After the lecture, a student raised the issue of delaying the discussion of biodiversity due to economic interests between countries, and asked why the biodiversity discourse fails to consider sustainable environmental conservation which is more fundamental. In response, the director too brought into question the situation of the governments of each country, which prioritizes their own economic interests over the earth, our home, saying that in fact, the future generations like the student ask the same question at the actual intergovernmental meeting. He urged to fulfill the role of the future generations for biodiversity conservation, saying, “In order for biodiversity discourse to break away from capitalism and defend the more ultimate value of environmental conservation, university students like you must take action.”

Professor Shin Seung-kwan introduced the biodiversity of beetles from a phylogenetic point of view under the theme of “Genetic Evolutionary Mechanism of Biodiversity.” He said that the biodiversity of insects, especially beetles, is more outstanding than other living things, and that they can be classified according to environmental and genetic factors.

In the Q&A session, a student asked how an experiment in releasing genetically modified mosquitoes to reduce mosquito populations in the United States could affect biodiversity. In response, Professor Shin Seung-kwan said, “The act of reducing biodiversity for any purpose is negative in the inherent sense of biodiversity. In fact, the biggest problem is that we do not know what it will bring about.” Taking the case of the lovebug outbreak which recently occurred in Eunpyeong-gu, Seoul, Korea, he emphasized that sufficient consideration is necessary before making artificial intervention in nature.

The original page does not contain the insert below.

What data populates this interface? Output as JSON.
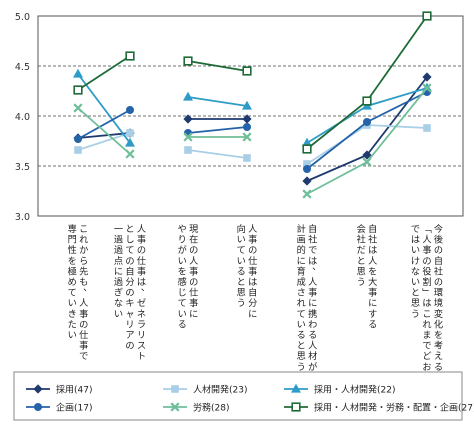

Researcher Lee Hu-seung introduced eDNA, a method for classifying and researching species in Korea, which has been carried out so far under the theme of “Next-Generation Biodiversity Assessment Centered on Species.” He explained that biodiversity can be measured with genetic material collected from environments (eDNA) such as soil, water, and forests, rather than directly extracting genetic material (DNA) from living organisms. He said that a phylogenetic tree for each major taxa of mammals, fish, reptiles, and birds in Korea has been prepared so far, however, the phylogenetic tree of insects still has a lot to be studied. After the lecture, he said that it was very meaningful to learn about Professor Shin’s research through this seminar and that he would like to conduct research with him in the future.

The ASEZ Seminar on Biodiversity 2022 brought biodiversity, which had not been noticed in climate change discourse, into the general discussion. The students, who had thought the climate change and biodiversity were separated, recognized the interrelationship between the two. Attention is paid to what kind of actions ASEZ will take for biodiversity conservation rather than just having theoretical discussions.